ROMA - Il negoziato c'è, ma non si vede. Un filo diretto corre adesso tra Palazzo Chigi e l'ufficio del primo ministro indiano, Narendra Modi.
In Italia c'è una “cabina di regia”, una specie di “gabinetto di crisi” permanente, che lega attorno alla vicenda dei fucilieri di Marina Massimiliano Latorre e Salvatore Girone, in un circuito di scambi d'informazione e iniziative, da un lato il governo (Palazzo Chigi e il ministero della Difesa col supporto del ministero degli Esteri, con l'handicap della posizione di fatto vacante di Federica Mogherini proiettata verso il ruolo di “ministro degli Esteri” della UE), dall'altro il Quirinale che discretamente segue ogni sviluppo, giuridico e diplomatico, per “liberare” i marò.
Latorre si trova in Italia dopo l'ischemia del 31 agosto e dovrà tornare in India il 13 gennaio.

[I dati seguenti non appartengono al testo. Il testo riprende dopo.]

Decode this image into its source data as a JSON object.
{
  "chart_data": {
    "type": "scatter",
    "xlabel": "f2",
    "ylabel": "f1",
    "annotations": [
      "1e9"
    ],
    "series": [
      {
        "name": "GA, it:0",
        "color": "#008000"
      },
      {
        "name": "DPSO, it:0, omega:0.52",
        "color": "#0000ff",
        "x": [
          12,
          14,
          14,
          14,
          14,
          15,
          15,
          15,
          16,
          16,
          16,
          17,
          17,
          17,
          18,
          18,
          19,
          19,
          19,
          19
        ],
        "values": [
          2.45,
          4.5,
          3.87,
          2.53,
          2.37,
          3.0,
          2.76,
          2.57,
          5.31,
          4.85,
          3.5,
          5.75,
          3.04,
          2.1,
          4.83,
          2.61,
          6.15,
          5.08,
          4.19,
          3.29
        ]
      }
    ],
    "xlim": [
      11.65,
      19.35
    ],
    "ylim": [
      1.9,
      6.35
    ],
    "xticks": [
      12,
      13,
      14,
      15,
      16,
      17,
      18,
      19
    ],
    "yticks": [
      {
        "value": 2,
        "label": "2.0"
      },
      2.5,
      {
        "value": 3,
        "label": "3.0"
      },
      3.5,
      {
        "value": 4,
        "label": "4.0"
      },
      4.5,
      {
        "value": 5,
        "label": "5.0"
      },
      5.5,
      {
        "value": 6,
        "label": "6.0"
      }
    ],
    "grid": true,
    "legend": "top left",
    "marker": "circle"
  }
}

La realtà è che l'India ha il coltello dalla parte del manico (Girone è in India, e Latorre e se non rientra a gennaio mette nei guai il compagno). L'approccio italiano oscilla fra la prudenza e la tentazione di esercitare pressioni. Si è parlato anche di un possibile scambio di prigionieri. Latorre e Girone contro 18 marinai indiani catturati su una nave carica di droga. Ma non sarebbe una soluzione onorevole mettere sullo stesso piano due fucilieri del San Marco e 18 “trafficanti”. Roma cerca di non urtare la suscettibilità indiana, al tempo stesso il non alzare la voce ha prodotto finora risultati modesti. L'Italia può far valere in questi mesi il suo esser presidente di turno dell'Unione Europa. Ma anche la nostra presidenza è a scadenza.
L'assegnazione del fascicolo in India al consigliere di Modi per la sicurezza nazionale e ex capo dei servizi segreti indiani, Rajiv Doval, dà un nome e un volto a un possibile interlocutore che in passato ha compiuto “miracoli”. Ma la strada è ancora lunga. Il governo italiano si è convinto che il rebus non si scioglierà per via giudiziaria, ma soltanto attraverso una decisione politica che è in mano ai leader. A Modi e Renzi.